Without God’s working to cleanse us from sin and His exchanging of our sin-splattered record with Christ’s perfect one, we would have no ability to approach God. Holiness is an intrinsic part of His nature. God is supremely perfect and pure. Habakkuk 1:13a states “You [God] are of purer eyes than to behold evil, and cannot look on wickedness.” Synonyms listed for holy are words such as “untouchable,” “unassailable,” “sacred,” and “blessed,” all of which evoke a picture of someone or something completely different from us. It is this difference that requires us to be made holy in order to be near God.

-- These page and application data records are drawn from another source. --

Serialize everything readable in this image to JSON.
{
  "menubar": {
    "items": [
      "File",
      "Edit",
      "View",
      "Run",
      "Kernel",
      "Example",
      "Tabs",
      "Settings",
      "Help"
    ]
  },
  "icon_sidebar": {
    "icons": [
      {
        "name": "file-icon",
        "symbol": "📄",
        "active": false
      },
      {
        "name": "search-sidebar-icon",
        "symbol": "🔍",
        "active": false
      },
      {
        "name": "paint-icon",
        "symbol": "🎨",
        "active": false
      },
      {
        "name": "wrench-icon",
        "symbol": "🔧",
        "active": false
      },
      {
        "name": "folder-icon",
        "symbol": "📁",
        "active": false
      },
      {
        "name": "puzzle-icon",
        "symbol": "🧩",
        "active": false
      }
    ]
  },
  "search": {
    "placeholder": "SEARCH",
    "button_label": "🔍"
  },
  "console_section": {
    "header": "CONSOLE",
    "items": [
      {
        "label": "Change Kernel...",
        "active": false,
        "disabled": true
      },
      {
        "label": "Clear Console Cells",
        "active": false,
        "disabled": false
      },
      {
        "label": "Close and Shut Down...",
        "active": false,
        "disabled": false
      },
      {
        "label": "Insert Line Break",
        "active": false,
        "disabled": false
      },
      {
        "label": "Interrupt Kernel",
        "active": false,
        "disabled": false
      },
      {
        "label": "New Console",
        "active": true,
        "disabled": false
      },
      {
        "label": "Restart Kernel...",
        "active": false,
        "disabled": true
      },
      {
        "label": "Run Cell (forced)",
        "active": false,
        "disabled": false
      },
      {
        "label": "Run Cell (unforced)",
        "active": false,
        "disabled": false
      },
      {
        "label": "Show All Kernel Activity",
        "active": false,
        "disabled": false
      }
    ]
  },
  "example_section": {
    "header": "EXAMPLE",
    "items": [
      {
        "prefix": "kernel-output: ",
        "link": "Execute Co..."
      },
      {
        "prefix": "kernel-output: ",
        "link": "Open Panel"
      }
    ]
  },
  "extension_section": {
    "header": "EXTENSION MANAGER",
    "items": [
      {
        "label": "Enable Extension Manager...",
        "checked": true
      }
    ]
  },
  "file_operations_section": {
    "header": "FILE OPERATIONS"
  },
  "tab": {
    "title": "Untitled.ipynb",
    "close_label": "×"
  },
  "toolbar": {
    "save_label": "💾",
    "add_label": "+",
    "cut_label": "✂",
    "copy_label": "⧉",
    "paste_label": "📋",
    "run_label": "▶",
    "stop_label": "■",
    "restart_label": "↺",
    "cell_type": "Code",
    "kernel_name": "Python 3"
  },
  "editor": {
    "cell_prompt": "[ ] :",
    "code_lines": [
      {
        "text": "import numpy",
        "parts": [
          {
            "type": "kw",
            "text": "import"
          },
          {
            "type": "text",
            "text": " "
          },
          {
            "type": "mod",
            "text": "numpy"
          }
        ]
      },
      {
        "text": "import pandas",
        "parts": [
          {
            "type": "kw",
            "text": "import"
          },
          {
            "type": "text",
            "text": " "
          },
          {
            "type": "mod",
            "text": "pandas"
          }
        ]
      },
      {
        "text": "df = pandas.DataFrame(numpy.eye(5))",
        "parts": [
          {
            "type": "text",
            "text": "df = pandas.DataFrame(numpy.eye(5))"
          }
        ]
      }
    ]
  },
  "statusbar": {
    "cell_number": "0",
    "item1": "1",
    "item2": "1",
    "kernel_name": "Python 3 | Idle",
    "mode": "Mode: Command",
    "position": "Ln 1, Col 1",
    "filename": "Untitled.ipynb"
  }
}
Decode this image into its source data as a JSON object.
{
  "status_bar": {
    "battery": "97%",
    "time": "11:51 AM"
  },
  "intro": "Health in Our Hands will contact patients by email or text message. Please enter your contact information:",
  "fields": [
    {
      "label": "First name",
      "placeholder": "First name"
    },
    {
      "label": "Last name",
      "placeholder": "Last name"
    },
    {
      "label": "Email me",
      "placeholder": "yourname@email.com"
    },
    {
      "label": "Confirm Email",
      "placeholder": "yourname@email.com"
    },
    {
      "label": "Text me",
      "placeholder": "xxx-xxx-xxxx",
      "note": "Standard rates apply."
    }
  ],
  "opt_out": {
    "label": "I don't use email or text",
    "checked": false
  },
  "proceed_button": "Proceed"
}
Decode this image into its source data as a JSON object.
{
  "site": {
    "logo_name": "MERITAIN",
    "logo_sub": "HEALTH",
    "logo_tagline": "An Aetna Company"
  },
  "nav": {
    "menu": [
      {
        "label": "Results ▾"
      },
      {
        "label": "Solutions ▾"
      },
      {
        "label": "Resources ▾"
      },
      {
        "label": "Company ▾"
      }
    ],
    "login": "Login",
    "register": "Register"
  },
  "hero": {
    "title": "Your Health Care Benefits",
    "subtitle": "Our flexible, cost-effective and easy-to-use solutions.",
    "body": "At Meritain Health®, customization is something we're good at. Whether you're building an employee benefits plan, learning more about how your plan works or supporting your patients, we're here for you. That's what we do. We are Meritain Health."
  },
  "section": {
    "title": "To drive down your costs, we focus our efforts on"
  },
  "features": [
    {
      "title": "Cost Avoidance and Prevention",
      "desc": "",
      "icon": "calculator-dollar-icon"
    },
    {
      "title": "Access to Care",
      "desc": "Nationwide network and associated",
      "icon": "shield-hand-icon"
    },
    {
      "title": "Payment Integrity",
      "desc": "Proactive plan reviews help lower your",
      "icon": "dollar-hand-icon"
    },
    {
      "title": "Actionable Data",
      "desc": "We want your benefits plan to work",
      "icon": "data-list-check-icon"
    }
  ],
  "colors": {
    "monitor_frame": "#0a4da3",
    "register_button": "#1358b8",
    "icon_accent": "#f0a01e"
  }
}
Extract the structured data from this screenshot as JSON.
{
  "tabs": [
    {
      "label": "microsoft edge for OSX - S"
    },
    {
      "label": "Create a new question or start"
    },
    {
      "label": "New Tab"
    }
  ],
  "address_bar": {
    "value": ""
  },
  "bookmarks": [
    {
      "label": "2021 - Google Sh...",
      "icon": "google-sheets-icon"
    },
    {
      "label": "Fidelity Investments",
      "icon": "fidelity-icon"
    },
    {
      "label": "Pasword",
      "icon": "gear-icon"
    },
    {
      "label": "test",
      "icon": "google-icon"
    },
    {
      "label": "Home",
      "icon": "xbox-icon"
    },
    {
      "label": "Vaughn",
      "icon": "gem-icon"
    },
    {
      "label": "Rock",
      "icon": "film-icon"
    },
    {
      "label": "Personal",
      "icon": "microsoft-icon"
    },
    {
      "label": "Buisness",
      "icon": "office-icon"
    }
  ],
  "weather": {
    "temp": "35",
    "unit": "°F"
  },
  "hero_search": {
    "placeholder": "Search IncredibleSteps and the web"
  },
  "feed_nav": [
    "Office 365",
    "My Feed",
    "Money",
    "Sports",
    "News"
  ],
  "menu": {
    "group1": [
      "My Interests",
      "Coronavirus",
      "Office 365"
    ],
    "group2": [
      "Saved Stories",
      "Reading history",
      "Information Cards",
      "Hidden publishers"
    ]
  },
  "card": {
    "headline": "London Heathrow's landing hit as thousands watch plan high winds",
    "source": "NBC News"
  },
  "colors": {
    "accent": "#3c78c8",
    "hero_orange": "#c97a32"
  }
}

God uses many different means to make us holy. Sometimes He uses the hard times to show us how much we need him and how little we can do on our own. Sometimes God uses teaching on His own perfection to bring us to recognize our lack of holiness. But, in the end, our sanctification is all His doing. A recurring phrase in Leviticus 21 and 22 is “I am the LORD who sanctifies them.” This follows God’s listing of qualifications for the priesthood and the things that the priests must and must not do in order to be holy before God. Thus we see that even when we are doing everything that God asks of us to be made holy, it is still God alone who does the actual work of sanctification.

The fact that it is God who does the work does not release us from the necessity of pursuing holiness. Just because our position before God is holy, we should not take advantage of that to sin. In Paul’s words “. . . How shall we who died to sin live any longer in it?” (Romans 6:2b). When Christ’s death purchased us, it was for the purpose of purifying us for Himself (Titus 2:14). 2 Peter 1:15-16 takes the command given to Israel in Leviticus and transfers it to us “but as He who called you is holy, you also be holy in all your conduct, because it is written, ‘Be holy, for I am holy.’” As God’s children, we should strive to be like him, even as a son desires to be like his father. Also, as His possession, we are obligated to do as our purchaser prescribes. It is God’s enabling that allows us to do anything that pleases Him, but we are to follow where He leads and not try to turn back to the old ways from which He parted us.

To be holy is to be set apart. God “. . . chose us in Him before the foundation of the world, that we should be holy and without blame before Him in love” (Ephesians 1:4). His choosing was without regard to our merit (we had none) but not without purpose. We were chosen for holiness. God chose us that we might be made like Him and one day live with Him forever. Christ’s work on the cross gives us the position of holiness before God that—unlike the priests of old—we might “. . . come boldly to the throne of grace, that we may obtain mercy and find grace to help in time of need” (Hebrews 4:16). Because of His grace and mercy, God sanctifies us in this life, making us more like Him so that what is true in the spiritual realm can be made known in the physical as well.